India said on Wednesday that a stalled deal with Iran to supply liquefied natural gas (LNG) to India was a stumbling block in making progress with a major natural gas pipeline project.
Talks on the $7 billion pipeline from Iran - holder of the world's second-largest natural gas resources - through Pakistan to India have stumbled as Tehran has asked nearly twice the rate that New Delhi wants to pay for the pumped gas.
"The problem is not in the pipeline, it's in the LNG contract," India's Minister of Petroleum and Natural Gas Shri Murli Deora told Reuters on the sidelines of an Opec conference in Vienna. "We are trying to solve the problems ... we want the LNG first and then the pipeline," he said.

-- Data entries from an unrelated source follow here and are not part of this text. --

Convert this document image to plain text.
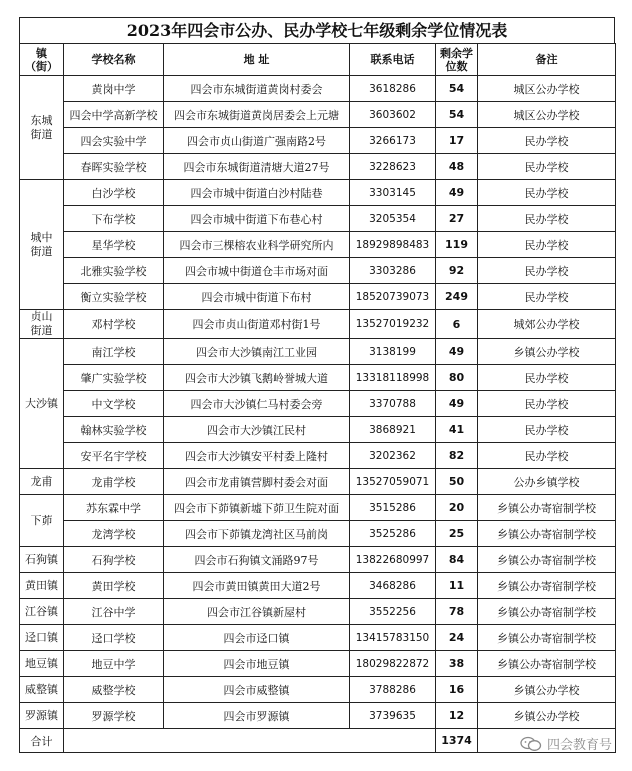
2023年四会市公办、民办学校七年级剩余学位情况表
镇
（街）	学校名称	地 址	联系电话	剩余学
位数	备注
东城
街道	黄岗中学	四会市东城街道黄岗村委会	3618286	54	城区公办学校
	四会中学高新学校	四会市东城街道黄岗居委会上元塘	3603602	54	城区公办学校
	四会实验中学	四会市贞山街道广强南路2号	3266173	17	民办学校
	春晖实验学校	四会市东城街道清塘大道27号	3228623	48	民办学校
城中
街道	白沙学校	四会市城中街道白沙村陆巷	3303145	49	民办学校
	下布学校	四会市城中街道下布巷心村	3205354	27	民办学校
	星华学校	四会市三棵榕农业科学研究所内	18929898483	119	民办学校
	北雅实验学校	四会市城中街道仓丰市场对面	3303286	92	民办学校
	衡立实验学校	四会市城中街道下布村	18520739073	249	民办学校
贞山
街道	邓村学校	四会市贞山街道邓村街1号	13527019232	6	城郊公办学校
大沙镇	南江学校	四会市大沙镇南江工业园	3138199	49	乡镇公办学校
	肇广实验学校	四会市大沙镇飞鹅岭誉城大道	13318118998	80	民办学校
	中文学校	四会市大沙镇仁马村委会旁	3370788	49	民办学校
	翰林实验学校	四会市大沙镇江民村	3868921	41	民办学校
	安平名宇学校	四会市大沙镇安平村委上隆村	3202362	82	民办学校
龙甫	龙甫学校	四会市龙甫镇营脚村委会对面	13527059071	50	公办乡镇学校
下茆	苏东霖中学	四会市下茆镇新墟下茆卫生院对面	3515286	20	乡镇公办寄宿制学校
	龙湾学校	四会市下茆镇龙湾社区马前岗	3525286	25	乡镇公办寄宿制学校
石狗镇	石狗学校	四会市石狗镇文涌路97号	13822680997	84	乡镇公办寄宿制学校
黄田镇	黄田学校	四会市黄田镇黄田大道2号	3468286	11	乡镇公办寄宿制学校
江谷镇	江谷中学	四会市江谷镇新屋村	3552256	78	乡镇公办寄宿制学校
迳口镇	迳口学校	四会市迳口镇	13415783150	24	乡镇公办寄宿制学校
地豆镇	地豆中学	四会市地豆镇	18029822872	38	乡镇公办寄宿制学校
威整镇	威整学校	四会市威整镇	3788286	16	乡镇公办学校
罗源镇	罗源学校	四会市罗源镇	3739635	12	乡镇公办学校
合计				1374		四会教育号
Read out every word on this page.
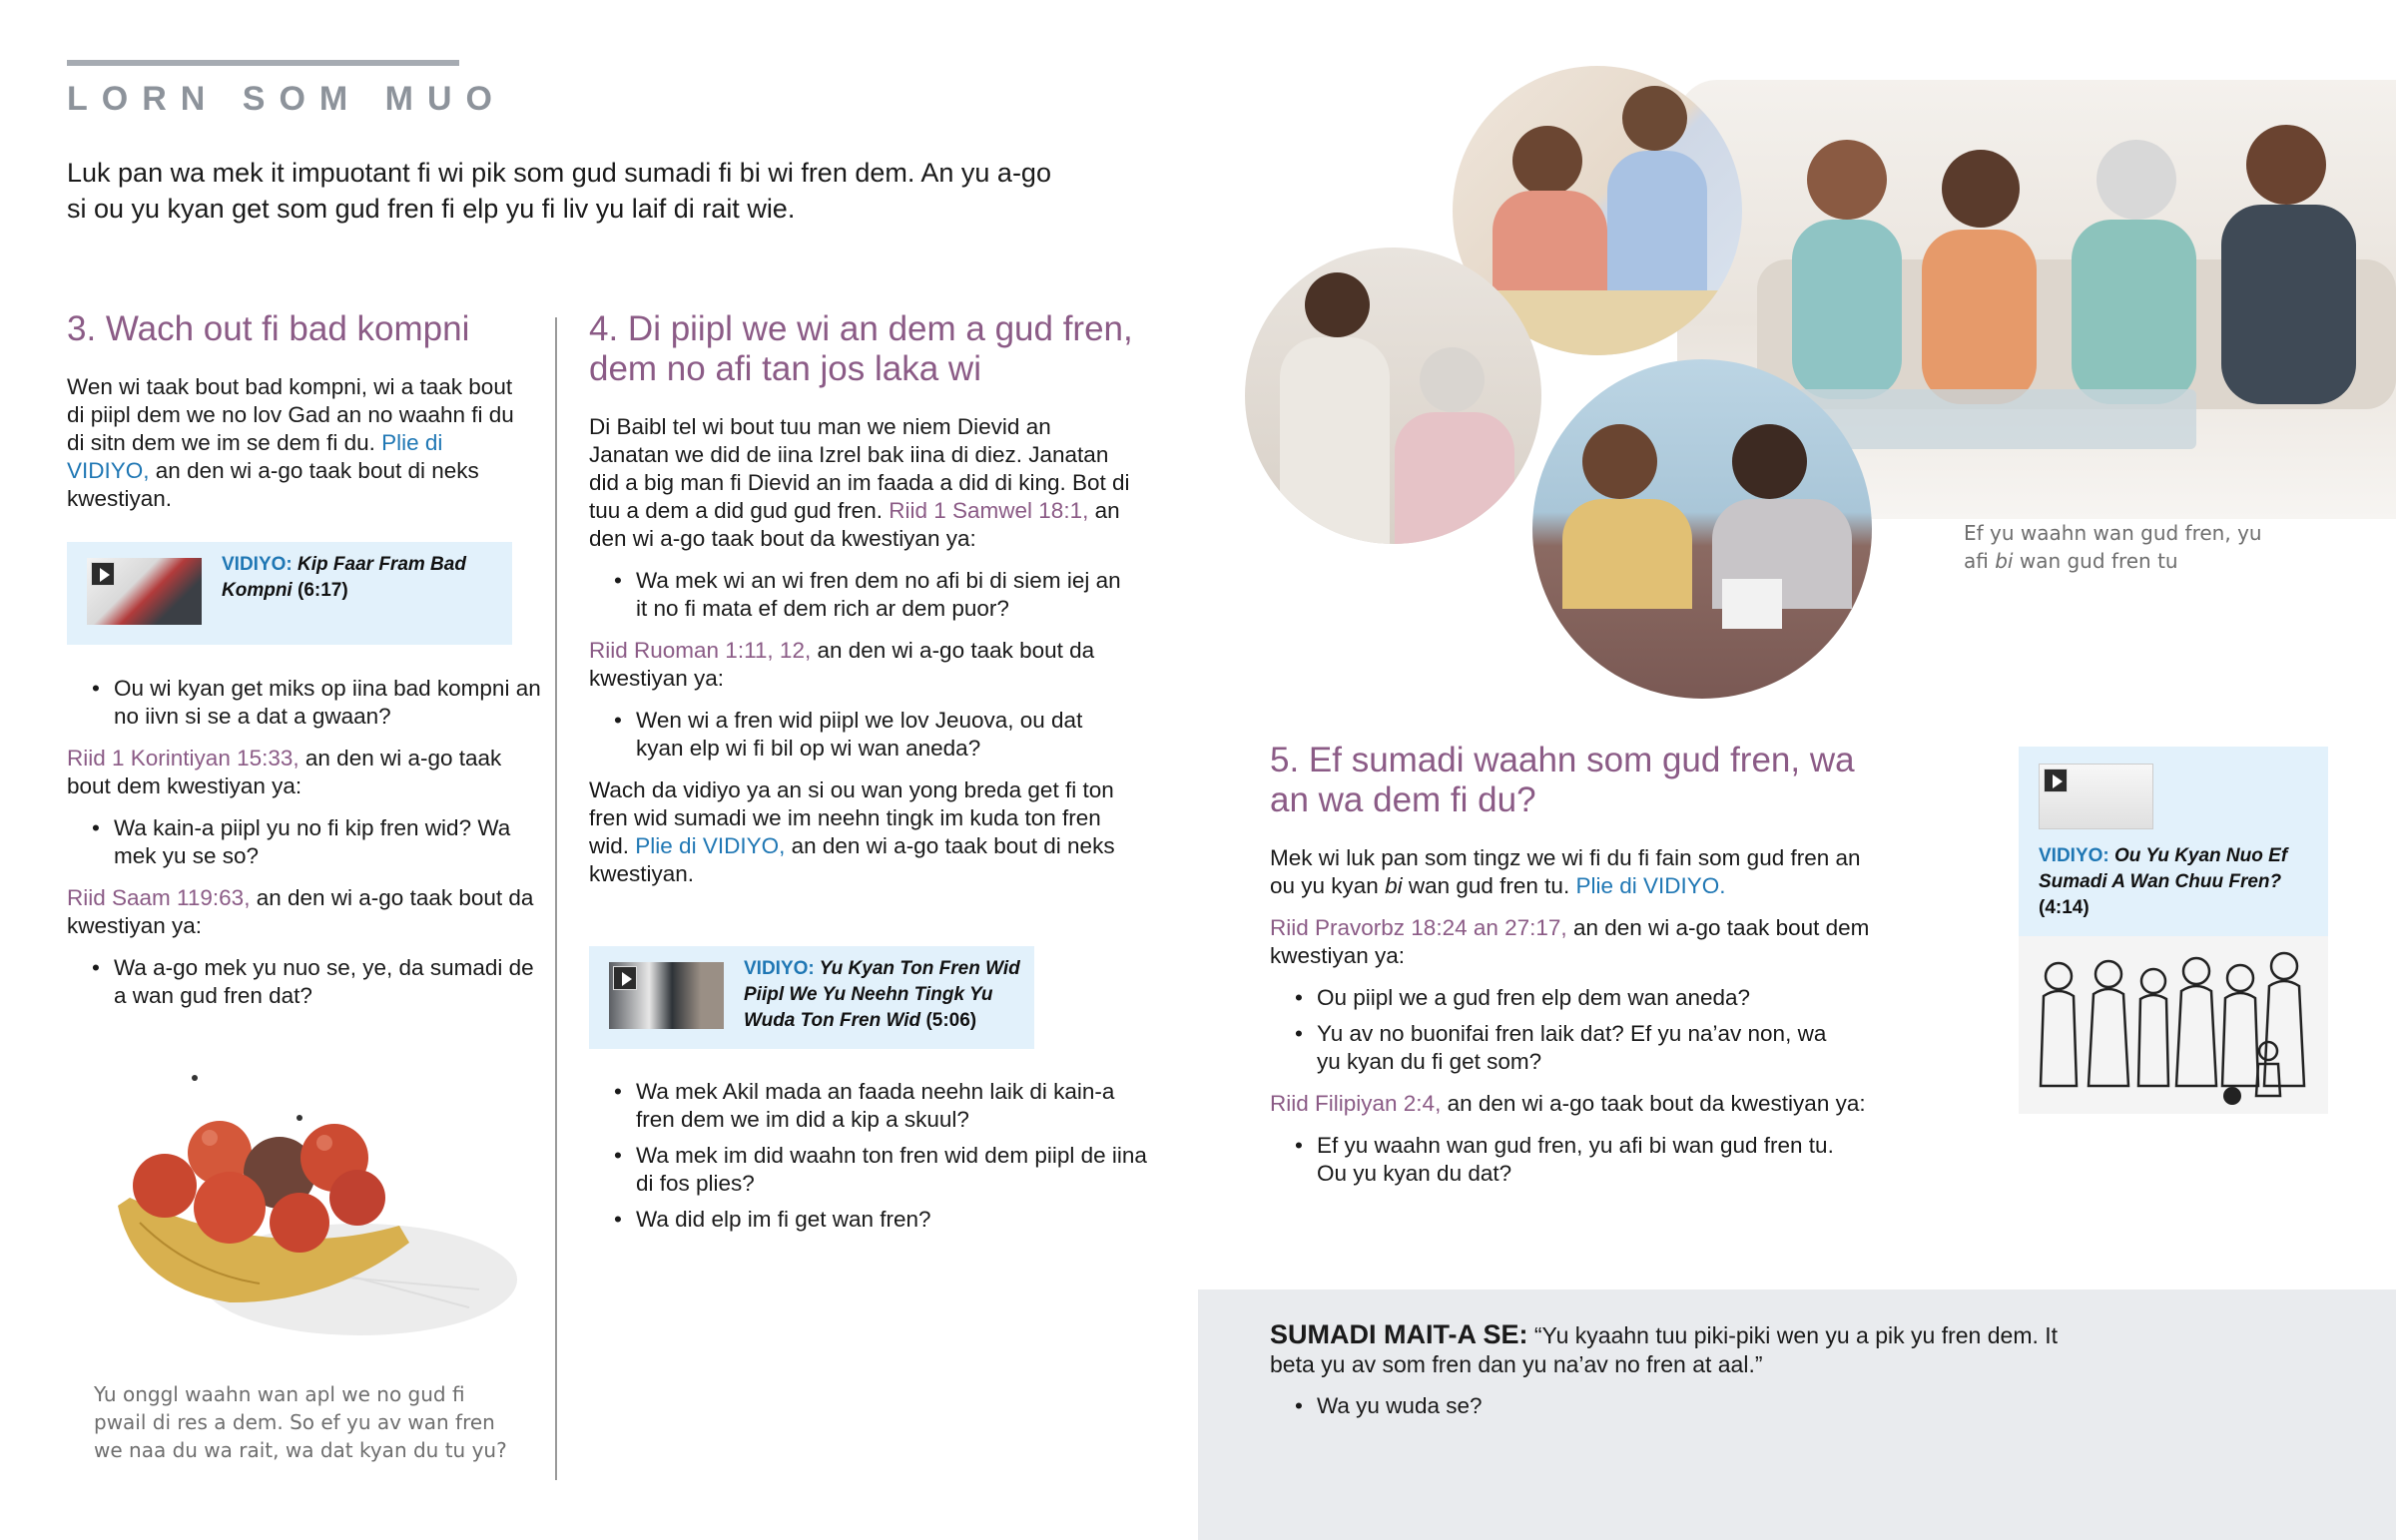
LORN SOM MUO

Luk pan wa mek it impuotant fi wi pik som gud sumadi fi bi wi fren dem. An yu a-go si ou yu kyan get som gud fren fi elp yu fi liv yu laif di rait wie.

3. Wach out fi bad kompni

Wen wi taak bout bad kompni, wi a taak bout di piipl dem we no lov Gad an no waahn fi du di sitn dem we im se dem fi du. Plie di VIDIYO, an den wi a-go taak bout di neks kwestiyan.

VIDIYO: Kip Faar Fram Bad Kompni (6:17)
• Ou wi kyan get miks op iina bad kompni an no iivn si se a dat a gwaan?

Riid 1 Korintiyan 15:33, an den wi a-go taak bout dem kwestiyan ya:

• Wa kain-a piipl yu no fi kip fren wid? Wa mek yu se so?

Riid Saam 119:63, an den wi a-go taak bout da kwestiyan ya:

• Wa a-go mek yu nuo se, ye, da sumadi de a wan gud fren dat?

Yu onggl waahn wan apl we no gud fi pwail di res a dem. So ef yu av wan fren we naa du wa rait, wa dat kyan du tu yu?

4. Di piipl we wi an dem a gud fren, dem no afi tan jos laka wi

Di Baibl tel wi bout tuu man we niem Dievid an Janatan we did de iina Izrel bak iina di diez. Janatan did a big man fi Dievid an im faada a did di king. Bot di tuu a dem a did gud gud fren. Riid 1 Samwel 18:1, an den wi a-go taak bout da kwestiyan ya:

• Wa mek wi an wi fren dem no afi bi di siem iej an it no fi mata ef dem rich ar dem puor?

Riid Ruoman 1:11, 12, an den wi a-go taak bout da kwestiyan ya:

• Wen wi a fren wid piipl we lov Jeuova, ou dat kyan elp wi fi bil op wi wan aneda?

Wach da vidiyo ya an si ou wan yong breda get fi ton fren wid sumadi we im neehn tingk im kuda ton fren wid. Plie di VIDIYO, an den wi a-go taak bout di neks kwestiyan.

VIDIYO: Yu Kyan Ton Fren Wid Piipl We Yu Neehn Tingk Yu Wuda Ton Fren Wid (5:06)
• Wa mek Akil mada an faada neehn laik di kain-a fren dem we im did a kip a skuul?
• Wa mek im did waahn ton fren wid dem piipl de iina di fos plies?
• Wa did elp im fi get wan fren?
Ef yu waahn wan gud fren, yu afi bi wan gud fren tu
5. Ef sumadi waahn som gud fren, wa an wa dem fi du?

Mek wi luk pan som tingz we wi fi du fi fain som gud fren an ou yu kyan bi wan gud fren tu. Plie di VIDIYO.

Riid Pravorbz 18:24 an 27:17, an den wi a-go taak bout dem kwestiyan ya:

• Ou piipl we a gud fren elp dem wan aneda?
• Yu av no buonifai fren laik dat? Ef yu na’av non, wa yu kyan du fi get som?

Riid Filipiyan 2:4, an den wi a-go taak bout da kwestiyan ya:

• Ef yu waahn wan gud fren, yu afi bi wan gud fren tu. Ou yu kyan du dat?
VIDIYO: Ou Yu Kyan Nuo Ef Sumadi A Wan Chuu Fren? (4:14)

SUMADI MAIT-A SE: “Yu kyaahn tuu piki-piki wen yu a pik yu fren dem. It beta yu av som fren dan yu na’av no fren at aal.”

• Wa yu wuda se?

Iran signed a memorandum of understanding to export LNG, gas super cooled to liquid form for shipping on tankers, to India some two years ago but the preliminary deal has faltered, also over the issue of price. Deora said he remained optimistic that an agreement on the pipeline would be reached. A spokesman for Deora said he was due to meet Iranian Oil Minister Kazem Vaziri in Vienna later on Wednesday.
India, Pakistan and Iran agreed last month to appoint an outside consultant to suggest a price for the pipeline gas. Iranian officials had offered a price linked to Dated Brent crude that equated to about $8 per million British thermal units (mmBtu), while New Delhi wants to pay about $4.25 per mmBtu.